Step into Croix Rousse's underworld at 9 place Colbert, crossing cour des Voraces – renowned for its monumental seven-storey staircase – to 14bis montée St-Sébastien, and eventually emerging at 29 rue Imbert Colomès. From here a series of other traboules zigzags down the slope most of the way to place des Terreaux.

For more detailed descriptions and maps of Lyon's traboules, download the free iPhone app Traboules de Lyon or pick up a copy of the French-language guidebook 200 Cours et Traboules dans les Rues de Lyon by Gérald Gambier (€9.90, available at Lyon's tourist office) available at the tourist office. Many guided walking tours run by Lyon's tourism guides also visit traboules.

Feature: Riverside Rejuvenation: La Confluence

Meet Lyon's newest neighbourhood: the Confluence, where the Rhône and the Saône meet at Presqu'île’s southern tip. This former industrial wasteland has recently been brought back to life by a multimillion-euro urban-renewal project, recognised for its cutting-edge, environmentally sustainable design by the French government, the European Commission and the WWF.

In Phase One of the project, focused on the Saône riverbanks, dozens of architecturally audacious, energy-efficient buildings have sprung up, including the bizarre orange, Swiss-cheese-like office building Le Cube Orange, its sister Le Cube Vert and the Pôle de Commerces et de Loisirs Confluence, an enormous shopping complex with an innovative, 2-hectare, transparent air-cushion roof. Phase One has also seen the whimsical remodelling of existing buildings, including the Pavillon des Douanes (customs house), whose balconies are now surmounted by pairs of giant orange frogs, and La Sucrerie, a converted 1930s sugar warehouse that houses a nightclub on its top floor and hosts art exhibits during Lyon's Biennale d'Art Contemporain. Phase One's crowning attraction is the ambitious science-and-humanities museum, Musée des Confluences, housed in a futuristic steel-and-glass crystal at the meeting of the two rivers.

Phase Two of the Confluence project, which was initiated in 2014 by Swiss architects Herzog and de Meuron (of Tate Modern and Beijing Olympic Stadium fame), has made the new neighbourhood more liveable, adding a substantial residential and market district and linking the Confluence to the rest of Lyon with new bridges, including Pont Raymond Barre, which has tram tracks, bike and pedestrian lanes, as well as sun loungers for taking in the views of the Rhône and the Musée des Confluences. New buildings yet to come include Ycone, an innovative residential tower by Jean Nouvel, and French Tech Totem, which will house tech start-ups inside the redesigned Halle Girard.

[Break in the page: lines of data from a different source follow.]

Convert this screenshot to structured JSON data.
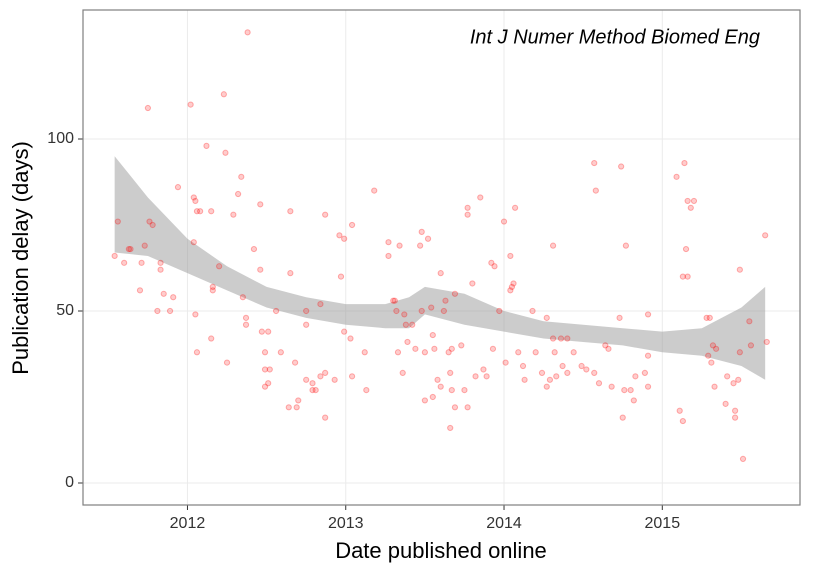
{
  "chart_data": {
    "type": "scatter",
    "title": "Int J Numer Method Biomed Eng",
    "x_label": "Date published online",
    "y_label": "Publication delay (days)",
    "xlim": [
      2011.34,
      2015.87
    ],
    "ylim": [
      -6.4,
      137.5
    ],
    "xticks": [
      2012,
      2013,
      2014,
      2015
    ],
    "yticks": [
      0,
      50,
      100
    ],
    "grid": true,
    "color": "#ff0000",
    "opacity": 0.2,
    "x": [
      2011.54,
      2011.56,
      2011.6,
      2011.63,
      2011.64,
      2011.7,
      2011.71,
      2011.73,
      2011.75,
      2011.76,
      2011.78,
      2011.81,
      2011.83,
      2011.83,
      2011.85,
      2011.89,
      2011.91,
      2011.94,
      2012.02,
      2012.04,
      2012.05,
      2012.06,
      2012.04,
      2012.05,
      2012.06,
      2012.08,
      2012.12,
      2012.15,
      2012.16,
      2012.16,
      2012.15,
      2012.2,
      2012.23,
      2012.24,
      2012.25,
      2012.29,
      2012.32,
      2012.34,
      2012.35,
      2012.38,
      2012.37,
      2012.37,
      2012.42,
      2012.46,
      2012.46,
      2012.47,
      2012.49,
      2012.49,
      2012.49,
      2012.51,
      2012.51,
      2012.52,
      2012.56,
      2012.59,
      2012.65,
      2012.65,
      2012.64,
      2012.68,
      2012.69,
      2012.7,
      2012.75,
      2012.75,
      2012.75,
      2012.79,
      2012.79,
      2012.81,
      2012.84,
      2012.84,
      2012.87,
      2012.87,
      2012.87,
      2012.93,
      2012.96,
      2012.97,
      2012.99,
      2012.99,
      2013.04,
      2013.03,
      2013.04,
      2013.12,
      2013.13,
      2013.18,
      2013.27,
      2013.27,
      2013.3,
      2013.31,
      2013.32,
      2013.34,
      2013.33,
      2013.36,
      2013.37,
      2013.38,
      2013.39,
      2013.42,
      2013.44,
      2013.47,
      2013.48,
      2013.48,
      2013.5,
      2013.5,
      2013.52,
      2013.54,
      2013.55,
      2013.55,
      2013.56,
      2013.58,
      2013.6,
      2013.6,
      2013.62,
      2013.63,
      2013.65,
      2013.66,
      2013.66,
      2013.67,
      2013.67,
      2013.69,
      2013.69,
      2013.73,
      2013.75,
      2013.77,
      2013.77,
      2013.77,
      2013.8,
      2013.82,
      2013.85,
      2013.87,
      2013.89,
      2013.92,
      2013.93,
      2013.94,
      2013.97,
      2014.0,
      2014.01,
      2014.04,
      2014.04,
      2014.05,
      2014.06,
      2014.07,
      2014.09,
      2014.12,
      2014.13,
      2014.18,
      2014.2,
      2014.24,
      2014.27,
      2014.27,
      2014.29,
      2014.31,
      2014.31,
      2014.32,
      2014.33,
      2014.36,
      2014.37,
      2014.4,
      2014.4,
      2014.44,
      2014.49,
      2014.52,
      2014.57,
      2014.57,
      2014.58,
      2014.6,
      2014.64,
      2014.66,
      2014.68,
      2014.73,
      2014.74,
      2014.75,
      2014.76,
      2014.77,
      2014.8,
      2014.82,
      2014.83,
      2014.89,
      2014.91,
      2014.91,
      2014.91,
      2015.09,
      2015.11,
      2015.13,
      2015.13,
      2015.14,
      2015.15,
      2015.16,
      2015.16,
      2015.18,
      2015.2,
      2015.28,
      2015.3,
      2015.29,
      2015.31,
      2015.32,
      2015.34,
      2015.33,
      2015.4,
      2015.41,
      2015.45,
      2015.46,
      2015.46,
      2015.48,
      2015.49,
      2015.49,
      2015.51,
      2015.55,
      2015.56,
      2015.65,
      2015.66
    ],
    "y": [
      66,
      76,
      64,
      68,
      68,
      56,
      64,
      69,
      109,
      76,
      75,
      50,
      64,
      62,
      55,
      50,
      54,
      86,
      110,
      83,
      82,
      79,
      70,
      49,
      38,
      79,
      98,
      79,
      57,
      56,
      42,
      63,
      113,
      96,
      35,
      78,
      84,
      89,
      54,
      131,
      48,
      46,
      68,
      81,
      62,
      44,
      38,
      33,
      28,
      44,
      29,
      33,
      50,
      38,
      79,
      61,
      22,
      35,
      22,
      24,
      50,
      46,
      30,
      27,
      29,
      27,
      52,
      31,
      32,
      78,
      19,
      30,
      72,
      60,
      44,
      71,
      75,
      42,
      31,
      38,
      27,
      85,
      70,
      66,
      53,
      53,
      50,
      69,
      38,
      32,
      49,
      46,
      41,
      46,
      39,
      69,
      73,
      50,
      38,
      24,
      71,
      51,
      43,
      25,
      39,
      30,
      61,
      28,
      50,
      53,
      38,
      32,
      16,
      39,
      27,
      55,
      22,
      40,
      27,
      80,
      78,
      22,
      58,
      31,
      83,
      33,
      31,
      64,
      39,
      63,
      50,
      76,
      35,
      56,
      66,
      57,
      58,
      80,
      38,
      34,
      30,
      50,
      38,
      32,
      48,
      28,
      30,
      69,
      42,
      38,
      31,
      42,
      34,
      42,
      32,
      38,
      34,
      33,
      32,
      93,
      85,
      29,
      40,
      39,
      28,
      48,
      92,
      19,
      27,
      69,
      27,
      24,
      31,
      32,
      49,
      37,
      28,
      89,
      21,
      60,
      18,
      93,
      68,
      60,
      82,
      80,
      82,
      48,
      48,
      37,
      35,
      40,
      39,
      28,
      23,
      31,
      29,
      21,
      19,
      30,
      62,
      38,
      7,
      47,
      40,
      72,
      41
    ],
    "band": {
      "color": "#999999",
      "opacity": 0.5,
      "x": [
        2011.54,
        2011.75,
        2012.0,
        2012.25,
        2012.5,
        2012.75,
        2013.0,
        2013.25,
        2013.4,
        2013.5,
        2013.75,
        2014.0,
        2014.25,
        2014.5,
        2014.75,
        2015.0,
        2015.25,
        2015.5,
        2015.65
      ],
      "lower": [
        67,
        66,
        61,
        56,
        51,
        48,
        46,
        45,
        45,
        49,
        46,
        44,
        42,
        41,
        40,
        38,
        37,
        34,
        30
      ],
      "upper": [
        95,
        83,
        71,
        63,
        57,
        54,
        52,
        52,
        54,
        57,
        55,
        50,
        47,
        46,
        45,
        44,
        45,
        51,
        57
      ]
    }
  }
}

Meanwhile, the riverbanks north of the Confluence have also been getting a serious makeover. The Rhône's Rive Gauche (Left Bank), once the domain of high-speed traffic and car parks, has been extensively redeveloped in the past decade to provide Lyon with landscaped walking, cycling and inline skating paths, along with tiered seating where locals lounge on sunny days. Known as the Berges du Rhône, the project spans 10 hectares, along more than 5km of riverfront.

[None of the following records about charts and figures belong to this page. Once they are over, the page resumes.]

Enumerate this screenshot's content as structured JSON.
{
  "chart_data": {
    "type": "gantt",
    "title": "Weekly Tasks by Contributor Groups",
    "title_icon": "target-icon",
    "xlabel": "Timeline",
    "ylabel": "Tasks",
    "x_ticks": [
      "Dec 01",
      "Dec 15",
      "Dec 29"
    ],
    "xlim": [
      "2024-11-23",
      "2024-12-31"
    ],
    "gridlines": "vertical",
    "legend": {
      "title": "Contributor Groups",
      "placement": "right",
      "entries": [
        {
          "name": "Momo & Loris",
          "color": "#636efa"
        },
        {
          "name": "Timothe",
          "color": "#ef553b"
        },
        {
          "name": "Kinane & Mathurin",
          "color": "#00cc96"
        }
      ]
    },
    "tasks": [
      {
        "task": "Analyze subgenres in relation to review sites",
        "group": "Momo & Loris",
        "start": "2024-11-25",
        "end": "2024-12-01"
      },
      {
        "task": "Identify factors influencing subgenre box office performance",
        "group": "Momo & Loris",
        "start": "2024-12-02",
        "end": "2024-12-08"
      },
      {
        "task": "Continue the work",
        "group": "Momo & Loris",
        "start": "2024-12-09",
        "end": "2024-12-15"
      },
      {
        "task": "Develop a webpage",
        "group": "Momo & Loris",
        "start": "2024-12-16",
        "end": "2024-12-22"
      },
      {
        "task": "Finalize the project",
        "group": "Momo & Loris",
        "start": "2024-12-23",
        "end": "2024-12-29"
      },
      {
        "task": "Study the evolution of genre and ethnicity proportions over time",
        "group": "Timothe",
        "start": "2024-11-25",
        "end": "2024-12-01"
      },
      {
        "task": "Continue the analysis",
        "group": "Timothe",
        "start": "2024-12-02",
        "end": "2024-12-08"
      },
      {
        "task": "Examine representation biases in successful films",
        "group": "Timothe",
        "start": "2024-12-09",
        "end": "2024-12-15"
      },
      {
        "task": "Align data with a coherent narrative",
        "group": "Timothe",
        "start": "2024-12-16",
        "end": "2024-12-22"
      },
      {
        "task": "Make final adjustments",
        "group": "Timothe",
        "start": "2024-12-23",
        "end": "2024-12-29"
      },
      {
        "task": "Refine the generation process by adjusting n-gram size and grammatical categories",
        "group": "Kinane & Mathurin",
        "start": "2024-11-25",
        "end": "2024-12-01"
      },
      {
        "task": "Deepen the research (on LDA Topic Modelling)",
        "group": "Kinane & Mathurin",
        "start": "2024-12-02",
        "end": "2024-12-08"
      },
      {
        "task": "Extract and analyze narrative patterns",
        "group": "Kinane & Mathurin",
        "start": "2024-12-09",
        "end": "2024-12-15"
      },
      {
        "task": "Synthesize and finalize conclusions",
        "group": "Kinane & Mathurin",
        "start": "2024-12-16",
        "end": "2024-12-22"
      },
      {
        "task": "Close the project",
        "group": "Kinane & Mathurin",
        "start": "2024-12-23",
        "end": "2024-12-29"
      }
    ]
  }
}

A separate riverside beautification project, Les Rives de Saône (www.lesrivesdesaone.com), is spreading north along the Saône. A 15km stretch of pedestrian walkway between the Confluence and Île Ste-Barbe, north of Lyon, has already been completed; future phases of the project will eventually open up 50km of the Saône's banks for public recreational use.